Belgesel, bu hafıza egzersizini gerçekleştirmek için burada meydana gelen farklı olayların tanıklarının ve kahramanlarının ifadelerini sunuyor.
Mesela konuşuyorlar Norma MorandiniJorge Casaretto, Martín Balza, Chrystian Colombo, Monica GutierrezFabián Bosoer, Raúl Alconada Sempé, Víctor De Gennaro, Víctor Bugge, José Luis Machinea, Jesús Rodríguez, Jaime Malamud Goti, Horacio Jaunarena, José Claudio Escribano ve yazarları Gerçek onları özgür kılacakCarlos Galli, Federico Tavelli ve Luis Liberti.
Gazeteciliğe adanmış bir ömür
-Gazeteciliğe ne zaman başladınız?
-61’de girdim Millet başvuru sahibi olarak. Grafotécnico Enstitüsü’nden mezun oldu. O dönemde haber merkezleri gazetecilik öğrencileriyle hiçbir iş yapmak istemiyordu. Aslında, gazetecilik okutulmadı ve Grafotécnico ilk okuldu. 1934’te yaratılmıştı.
-Gazeteci olarak mı doğdun yoksa gazeteci mi oldun?
-İkisi birden. Ne kadar eğitim almış olursanız olun, O küçük alev olmadan gazeteci olabilir misin bilmiyorum…
-Mesleksiz.
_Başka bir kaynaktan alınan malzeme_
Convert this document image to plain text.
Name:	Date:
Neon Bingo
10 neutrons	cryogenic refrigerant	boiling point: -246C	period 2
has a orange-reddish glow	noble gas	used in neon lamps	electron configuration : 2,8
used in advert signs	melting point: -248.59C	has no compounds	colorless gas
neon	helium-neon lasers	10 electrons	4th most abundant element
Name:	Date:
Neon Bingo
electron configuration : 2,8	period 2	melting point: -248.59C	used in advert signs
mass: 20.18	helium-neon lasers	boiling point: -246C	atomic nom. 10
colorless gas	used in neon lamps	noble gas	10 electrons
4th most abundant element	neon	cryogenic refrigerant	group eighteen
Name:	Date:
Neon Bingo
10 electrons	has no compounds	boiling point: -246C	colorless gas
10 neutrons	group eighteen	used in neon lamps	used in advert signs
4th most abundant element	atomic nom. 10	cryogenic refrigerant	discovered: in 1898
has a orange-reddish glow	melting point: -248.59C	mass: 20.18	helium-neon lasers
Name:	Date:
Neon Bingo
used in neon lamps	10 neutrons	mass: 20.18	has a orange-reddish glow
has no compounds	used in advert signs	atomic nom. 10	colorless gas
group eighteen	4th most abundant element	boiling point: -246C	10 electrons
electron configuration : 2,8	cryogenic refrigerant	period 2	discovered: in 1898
Bir mesleğiniz olduğunda bu bir zevktir çünkü çalıştığınızın farkına varmazsınız.
-Horacio Verbitsky ile çalışmaya başladığınız doğru mu?
-Horacio içerideydi Grafik Haberleri Frondizi’nin devrildiği 62 Mart gecesi. O benden daha çocuktu. Orada iki tarihçi gibi buluşuyoruz sokak
-İnternet ve sosyal ağlar olmadan gücü kullanmak daha mı kolaydı?
-Bilmiyorum, bu soru benim sözcü rolümle bağlantılı olarak soruluyor. Karşılaştırılamaz. Artık hiçbir şey karşılaştırılamaz. Cep telefonu olmayan, interneti olmayan, şebekesi olmayan bir gazeteci bambaşka bir dünyadan bahsediyorHem cumhurbaşkanının sözcüsü olmak hem de gazeteci olmak. Dürüstlük, asgari kurallara uyum, doğrulama, kaynaklara güven… Artık her şeyi yeniden düşünmemiz gerektiğini düşünüyorum. Gazeteciler olarak Özgürlük hakkına gerektiği gibi uyum sağlayabilmek için kendimize bir yansıma borçluyuz ifade.
– Martín Insaurralde hakkında ortaya çıkan davaya benzer bir davanın siz sözcüyken gizli tutulabileceğini düşünüyor musunuz?
-Böyle bir şey ancak diktatörlükte olabilir. Yalnızca demokratik istikrarsızlıkta veya daha doğrusu demokratik yoklukta. Orada saklanabilir. Sözcü olarak benim zamanımda buna benzer bir şey yine patlayabilirdi. Arjantinli liderlerin ahlaki krizi büyük bir sorun. Bu elitlerin ahlaki krizidir. Ayrıca Yüzde 40’ı yoksul olan bir demokrasi olamaz. Demokrasiye layık değil.